Scammers would advertise in popular worlds that they were BUYING PARTY HATS at above market price. When a seller came forward, the scammer would offer an alternative payment method, something like items instead of gold, claiming they had just run out of coins.
The alternative items were naturally worth far less than advertised. And in the excitement of selling a rare item at a premium, sellers often did not take the time to properly verify values.
Excitement is the enemy of caution. Every time.
What These Scams Have in Common
Looking back at all of them, there is a clear pattern.
Every successful OSRS scam exploited one or more of the following:
- Greed (doubling money, above-market prices)
- Trust (long-term friendship building before the hit)
- Ignorance (not knowing game mechanics)
- Excitement (rushing decisions during rare opportunities)
- Visual inattention (not reading trade windows carefully)
Understanding these triggers makes you significantly harder to scam.
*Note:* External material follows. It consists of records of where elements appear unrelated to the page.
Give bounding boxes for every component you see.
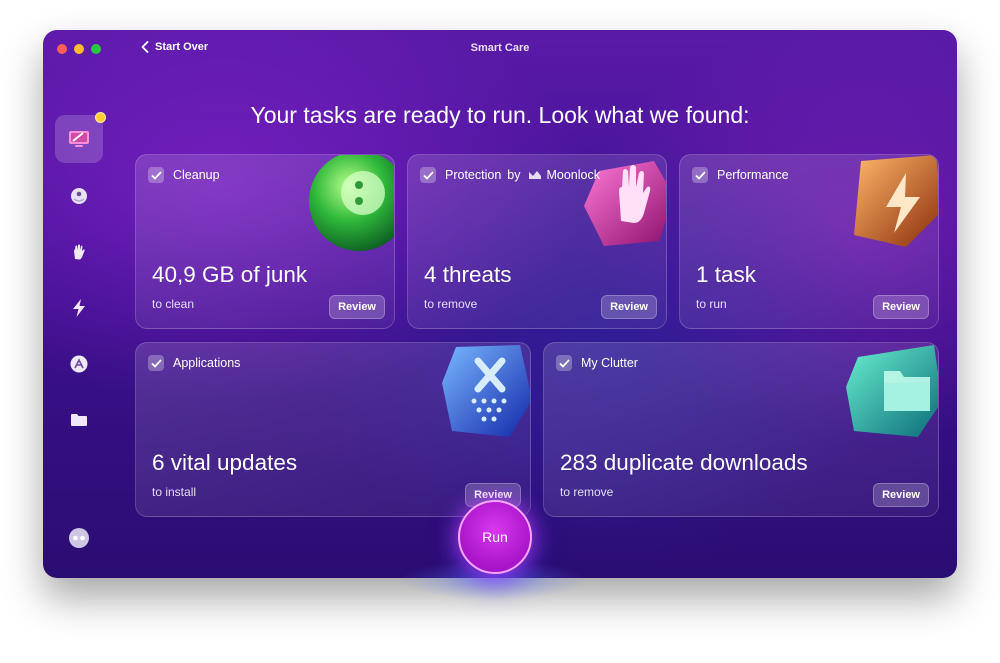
sidebar-assistant-button[interactable] [65, 524, 93, 552]
cleanup-review-button[interactable]: Review [329, 295, 385, 319]
applications-value: 6 vital updates [152, 450, 298, 475]
clutter-title: My Clutter [581, 356, 638, 370]
sidebar-item-protection-ball[interactable] [65, 182, 93, 210]
folder-icon [71, 414, 87, 426]
moonlock-logo-icon [529, 171, 542, 179]
window-title: Smart Care [470, 42, 530, 54]
shield-ball-icon [71, 188, 87, 204]
check-icon [150, 358, 162, 368]
lightning-icon [73, 299, 85, 317]
applications-title: Applications [173, 356, 241, 370]
performance-card: Performance 1 task to run Review [679, 154, 939, 329]
sidebar-item-protection[interactable] [65, 238, 93, 266]
performance-title: Performance [717, 168, 789, 182]
protection-value: 4 threats [424, 262, 512, 287]
clutter-value: 283 duplicate downloads [560, 450, 808, 475]
cleanup-value: 40,9 GB of junk [152, 262, 308, 287]
performance-bolt-icon [854, 155, 938, 247]
performance-sub: to run [696, 297, 727, 311]
sidebar-item-performance[interactable] [65, 294, 93, 322]
protection-review-button[interactable]: Review [601, 295, 657, 319]
cleanup-disc-icon [309, 155, 394, 251]
performance-review-button[interactable]: Review [873, 295, 929, 319]
protection-card: Protection by Moonlock 4 threats to remo… [407, 154, 667, 329]
protection-title-label: Protection [445, 168, 502, 182]
check-icon [150, 170, 162, 180]
app-store-icon [70, 355, 88, 373]
protection-checkbox[interactable] [420, 167, 436, 183]
check-icon [694, 170, 706, 180]
check-icon [558, 358, 570, 368]
applications-checkbox[interactable] [148, 355, 164, 371]
run-button[interactable]: Run [458, 500, 532, 574]
moonlock-brand-label: Moonlock [546, 168, 600, 182]
app-window: Start Over Smart Care Your tasks are rea… [43, 30, 957, 578]
performance-checkbox[interactable] [692, 167, 708, 183]
cleanup-checkbox[interactable] [148, 167, 164, 183]
clutter-review-button[interactable]: Review [873, 483, 929, 507]
applications-updater-icon [442, 345, 530, 437]
protection-by-label: by [507, 168, 521, 182]
protection-title: Protection by Moonlock [445, 168, 600, 182]
check-icon [422, 170, 434, 180]
hand-icon [74, 244, 85, 260]
performance-value: 1 task [696, 262, 757, 287]
sidebar-item-applications[interactable] [65, 350, 93, 378]
cleanup-screen-icon [69, 131, 89, 147]
assistant-icon [69, 528, 89, 548]
cleanup-sub: to clean [152, 297, 195, 311]
sidebar-item-files[interactable] [65, 406, 93, 434]
clutter-card: My Clutter 283 duplicate downloads to re… [543, 342, 939, 517]
headline: Your tasks are ready to run. Look what w… [250, 102, 750, 128]
cleanup-title: Cleanup [173, 168, 220, 182]
applications-sub: to install [152, 485, 197, 499]
clutter-folder-icon [846, 345, 938, 437]
cleanup-card: Cleanup 40,9 GB of junk to clean Review [135, 154, 395, 329]
clutter-checkbox[interactable] [556, 355, 572, 371]
clutter-sub: to remove [560, 485, 614, 499]
applications-card: Applications 6 vital updates to install … [135, 342, 531, 517]
protection-sub: to remove [424, 297, 478, 311]
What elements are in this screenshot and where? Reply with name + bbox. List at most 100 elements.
Not just in OSRS. In life generally.
Final Thoughts
RuneScape scams are a fascinating piece of gaming history. They show what happens when you put thousands of players into an economy with real stakes and minimal regulation. Human creativity, for better or for worse, fills in every gap.
Were these scams wrong? Absolutely. Did they teach a generation of players valuable lessons about trust, verification, and critical thinking? Also yes.
If you got scammed in OSRS, you are in very good company. The best players in the world have been caught out at least once. What matters is that you learned from it.
Stay sharp out there. The WILDERNESS is not the only dangerous place in Gielinor.